Born in Sacramento, and living between New Jersey and California, he was struck by music from the preadolescent phase ("he ate less and less, slept little, read a lot, composed more," writes his brother Greg in the biographical notes on the site www.kevingilbert.com to describe Kevin as a thirteen-year-old). From there to the tragic end, sixteen years in which Gilbert learned to play (guitar, keyboards, percussion, and much more, he was also a highly appreciated sound technician as well as a much sought-after session musician), sang with his warm and passionate voice, formed and dissolved various bands, including Giraffe with whom, at the 1994 Progfest in Los Angeles, he starred in an extraordinary full performance of the Genesis masterpiece, The Lamb Lies Down on Broadway, released twenty years earlier, which earned him, according to never-confirmed urban legends, even a (never realized) audition with Tony Banks and Mike Rutherford to become the new Genesis vocalist after Phil Collins' first departure. The Lamb by Peter Gabriel is a good starting point to delve into this The Shaming of the True, a concept album that Kevin was working on for some time before his death and which was completed only four years later, in 2000, thanks to the passion of friends John Rubin and Nick D'Virgilio, drummer and vocalist among other things in Spock's Beard (a band for which Gilbert was a sound technician).

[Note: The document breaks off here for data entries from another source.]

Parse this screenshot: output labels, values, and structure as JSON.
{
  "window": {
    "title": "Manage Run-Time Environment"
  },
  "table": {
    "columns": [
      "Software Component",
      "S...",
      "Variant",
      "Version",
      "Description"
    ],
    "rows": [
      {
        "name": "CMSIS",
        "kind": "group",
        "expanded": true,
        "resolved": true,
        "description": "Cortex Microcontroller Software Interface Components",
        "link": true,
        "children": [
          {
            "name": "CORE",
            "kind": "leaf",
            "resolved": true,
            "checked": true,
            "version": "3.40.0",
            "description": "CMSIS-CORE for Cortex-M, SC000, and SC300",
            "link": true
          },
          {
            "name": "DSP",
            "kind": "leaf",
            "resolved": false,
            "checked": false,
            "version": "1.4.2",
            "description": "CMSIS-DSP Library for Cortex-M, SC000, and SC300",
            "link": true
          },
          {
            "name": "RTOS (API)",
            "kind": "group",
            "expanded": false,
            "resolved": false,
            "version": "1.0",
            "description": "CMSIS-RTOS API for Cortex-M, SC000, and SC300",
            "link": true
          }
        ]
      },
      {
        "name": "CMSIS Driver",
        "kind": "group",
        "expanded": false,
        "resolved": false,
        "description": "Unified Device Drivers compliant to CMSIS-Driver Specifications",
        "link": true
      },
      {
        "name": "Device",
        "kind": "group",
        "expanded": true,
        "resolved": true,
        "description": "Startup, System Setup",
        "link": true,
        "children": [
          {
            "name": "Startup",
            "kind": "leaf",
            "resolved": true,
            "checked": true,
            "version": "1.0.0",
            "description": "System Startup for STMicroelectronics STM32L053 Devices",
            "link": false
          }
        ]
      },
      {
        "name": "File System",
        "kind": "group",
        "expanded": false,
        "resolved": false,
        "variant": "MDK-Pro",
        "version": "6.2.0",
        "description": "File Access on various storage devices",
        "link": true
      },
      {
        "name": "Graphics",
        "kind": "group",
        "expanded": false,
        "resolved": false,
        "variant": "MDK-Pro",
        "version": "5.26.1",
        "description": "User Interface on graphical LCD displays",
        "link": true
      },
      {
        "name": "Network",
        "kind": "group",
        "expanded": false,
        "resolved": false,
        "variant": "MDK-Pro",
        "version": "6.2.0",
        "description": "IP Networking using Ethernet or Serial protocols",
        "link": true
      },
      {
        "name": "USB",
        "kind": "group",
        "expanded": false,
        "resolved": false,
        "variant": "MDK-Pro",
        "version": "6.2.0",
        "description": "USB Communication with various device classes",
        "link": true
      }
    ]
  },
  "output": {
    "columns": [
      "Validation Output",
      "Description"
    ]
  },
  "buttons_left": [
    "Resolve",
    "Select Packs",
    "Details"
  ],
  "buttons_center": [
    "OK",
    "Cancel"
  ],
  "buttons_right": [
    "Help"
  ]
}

In the album, 14 tracks over an hour long, there's a lot of autobiography: the protagonist is Johnnie Virgil, an aspiring rockstar who greatly resembles Gabriel's Rael, a victim of the demons of a sick society and a record industry that devours anyone who enters its mechanisms. Johnny will achieve success but will find peace only by escaping, "Way back home", a return home indicated to him by a sort of mad prophet in love. A happy ending that sadly Kevin will never reach. Musically, the album is difficult to categorize: there's prog, there are arpeggiated guitars and moog passages, in some passages the atmospheres, especially the guitar textures, nod to King Crimson (Gilbert’s voice, in my opinion, resembles that of John Wetton, but there are echoes of Bowie and David Sylvian as well). All with a sprinkling of AOR and a taste of funky (and the horns, apparently foreign to the context, fit perfectly). But beyond the genre, the unique text-music combination created by listening to this work is truly fascinating, the merit of an unresolved artist but with a crystalline talent. The treasures? Hard to choose: perhaps the painful Certifiable number 1 smash, a very intense rock with almost hard guitar riffs and a terribly painful text. Definitely the splendid Way back home, with that hope-opening built on very soft atmospheres reminiscent of Peter Gabriel's solo works.
An album that, in my opinion, may not be to everyone's taste, but it certainly cannot leave anyone indifferent because it is so inspired, suffered, painful, TRUE. And also technically a gem, which is no small feat.